North Korea has made similar threats without following through. Its latest vow came a day after South Korean President Lee Myung-bak warned against provocation as he made a surprise visit to a front-line island shelled by North Korea in 2010.

"Merciless military strike by the Western Front will be put into practice without warning" if South Korean activists make a move to fly leaflets on Monday, the North's military said in a statement in English. It also warned South Korean residents in the border area to evacuate in advance.

In South Korea, Defense Minister Kim Kwan-jin said at a parliamentary hearing that his troops would "thoroughly annihilate" any base responsible for the strike if the North attacked.

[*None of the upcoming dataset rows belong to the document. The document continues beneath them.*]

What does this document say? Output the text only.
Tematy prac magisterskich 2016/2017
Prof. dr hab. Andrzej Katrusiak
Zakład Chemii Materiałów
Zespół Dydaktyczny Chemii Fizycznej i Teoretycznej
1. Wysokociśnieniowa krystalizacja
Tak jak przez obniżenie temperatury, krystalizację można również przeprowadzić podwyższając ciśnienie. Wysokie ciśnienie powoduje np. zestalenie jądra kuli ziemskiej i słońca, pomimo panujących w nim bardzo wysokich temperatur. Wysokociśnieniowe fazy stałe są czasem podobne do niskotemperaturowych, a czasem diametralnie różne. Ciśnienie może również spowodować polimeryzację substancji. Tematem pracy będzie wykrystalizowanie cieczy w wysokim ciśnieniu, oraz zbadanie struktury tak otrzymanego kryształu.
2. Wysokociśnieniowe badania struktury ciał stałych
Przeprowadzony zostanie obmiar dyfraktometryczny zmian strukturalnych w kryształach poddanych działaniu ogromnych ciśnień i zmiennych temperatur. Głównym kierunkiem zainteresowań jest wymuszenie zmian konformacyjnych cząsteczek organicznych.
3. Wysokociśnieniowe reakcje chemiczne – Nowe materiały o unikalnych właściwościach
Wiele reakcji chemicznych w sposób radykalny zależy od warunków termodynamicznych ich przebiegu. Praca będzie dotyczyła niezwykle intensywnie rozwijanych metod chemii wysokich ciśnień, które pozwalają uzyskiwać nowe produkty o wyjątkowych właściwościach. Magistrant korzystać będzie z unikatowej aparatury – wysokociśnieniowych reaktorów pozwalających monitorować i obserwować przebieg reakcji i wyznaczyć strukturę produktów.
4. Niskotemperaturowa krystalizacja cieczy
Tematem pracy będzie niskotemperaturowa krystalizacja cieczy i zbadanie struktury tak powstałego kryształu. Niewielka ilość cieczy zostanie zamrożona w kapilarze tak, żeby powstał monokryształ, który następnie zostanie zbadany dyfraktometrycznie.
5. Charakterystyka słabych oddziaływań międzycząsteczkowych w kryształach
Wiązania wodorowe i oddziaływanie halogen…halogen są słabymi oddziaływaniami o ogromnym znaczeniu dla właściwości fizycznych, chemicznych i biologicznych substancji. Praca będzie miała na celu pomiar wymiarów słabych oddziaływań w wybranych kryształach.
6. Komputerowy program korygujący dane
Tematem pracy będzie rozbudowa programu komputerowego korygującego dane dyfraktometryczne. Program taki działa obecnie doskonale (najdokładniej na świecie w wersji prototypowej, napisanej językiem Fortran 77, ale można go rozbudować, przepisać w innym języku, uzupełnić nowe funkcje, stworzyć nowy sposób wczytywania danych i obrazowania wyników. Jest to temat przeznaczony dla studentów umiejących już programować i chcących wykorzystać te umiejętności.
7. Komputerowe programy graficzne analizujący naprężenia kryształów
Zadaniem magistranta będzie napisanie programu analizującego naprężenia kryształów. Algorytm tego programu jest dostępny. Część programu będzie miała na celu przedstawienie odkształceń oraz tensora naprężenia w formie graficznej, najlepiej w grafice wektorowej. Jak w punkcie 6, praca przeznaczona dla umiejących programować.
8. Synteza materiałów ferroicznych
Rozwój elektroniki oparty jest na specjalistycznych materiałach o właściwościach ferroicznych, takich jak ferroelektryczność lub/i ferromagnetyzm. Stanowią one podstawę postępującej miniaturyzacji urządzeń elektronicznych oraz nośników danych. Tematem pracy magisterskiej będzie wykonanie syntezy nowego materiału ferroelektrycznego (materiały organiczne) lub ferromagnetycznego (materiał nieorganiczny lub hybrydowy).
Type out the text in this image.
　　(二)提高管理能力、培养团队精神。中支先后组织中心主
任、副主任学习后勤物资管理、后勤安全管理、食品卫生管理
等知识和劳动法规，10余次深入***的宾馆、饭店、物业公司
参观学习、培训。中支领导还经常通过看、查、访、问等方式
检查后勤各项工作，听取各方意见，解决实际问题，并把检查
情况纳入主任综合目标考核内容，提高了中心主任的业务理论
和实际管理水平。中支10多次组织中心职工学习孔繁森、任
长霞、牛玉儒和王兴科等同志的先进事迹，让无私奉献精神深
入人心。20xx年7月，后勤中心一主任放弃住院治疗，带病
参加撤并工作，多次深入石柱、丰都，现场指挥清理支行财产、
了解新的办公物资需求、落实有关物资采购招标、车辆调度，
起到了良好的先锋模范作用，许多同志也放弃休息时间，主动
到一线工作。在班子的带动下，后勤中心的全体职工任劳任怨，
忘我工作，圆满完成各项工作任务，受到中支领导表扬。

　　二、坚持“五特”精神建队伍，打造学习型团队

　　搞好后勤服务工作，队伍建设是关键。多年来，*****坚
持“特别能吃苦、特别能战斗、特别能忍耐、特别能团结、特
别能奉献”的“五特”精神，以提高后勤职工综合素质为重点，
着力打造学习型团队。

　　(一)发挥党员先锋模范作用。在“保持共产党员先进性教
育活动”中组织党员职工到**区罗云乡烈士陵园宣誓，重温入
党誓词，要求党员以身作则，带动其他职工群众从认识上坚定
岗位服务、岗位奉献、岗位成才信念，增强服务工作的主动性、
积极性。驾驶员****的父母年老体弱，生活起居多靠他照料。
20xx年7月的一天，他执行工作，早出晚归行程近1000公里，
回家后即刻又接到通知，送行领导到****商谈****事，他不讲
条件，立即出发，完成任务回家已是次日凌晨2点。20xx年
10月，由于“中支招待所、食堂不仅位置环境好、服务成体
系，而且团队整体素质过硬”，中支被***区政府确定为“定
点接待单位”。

The exchange of strong warnings came as Glyn Davies, the top U.S. envoy for North Korea, met in Seoul with Lim Sung-nam, South Korea's envoy to stalled six-nation talks on North Korea's nuclear arms programs .

Davies did not comment on the North's threat during a meeting with reporters, but urged Pyongyang to follow through with its commitments made in past nuclear agreements with the United States, South Korea, Russia, China and Japan.

North Korean defectors and South Korean activists regularly send up balloons carrying leaflets criticizing North Korean leaders. North Korea accuses South Korea of supporting the activity, but Seoul denies it.

Animosity has run high between the Koreas since the North's 2010 shelling killed two marines and two civilians on South Korea's Yeonpyeong island in the Yellow Sea. Seoul also blames Pyongyang for the sinking of a warship that killed 46 South Korean sailors earlier that year. North Korea denies attacking the ship.

The two Koreas remain technically at war after the 1950-53 Korean War ended in a truce.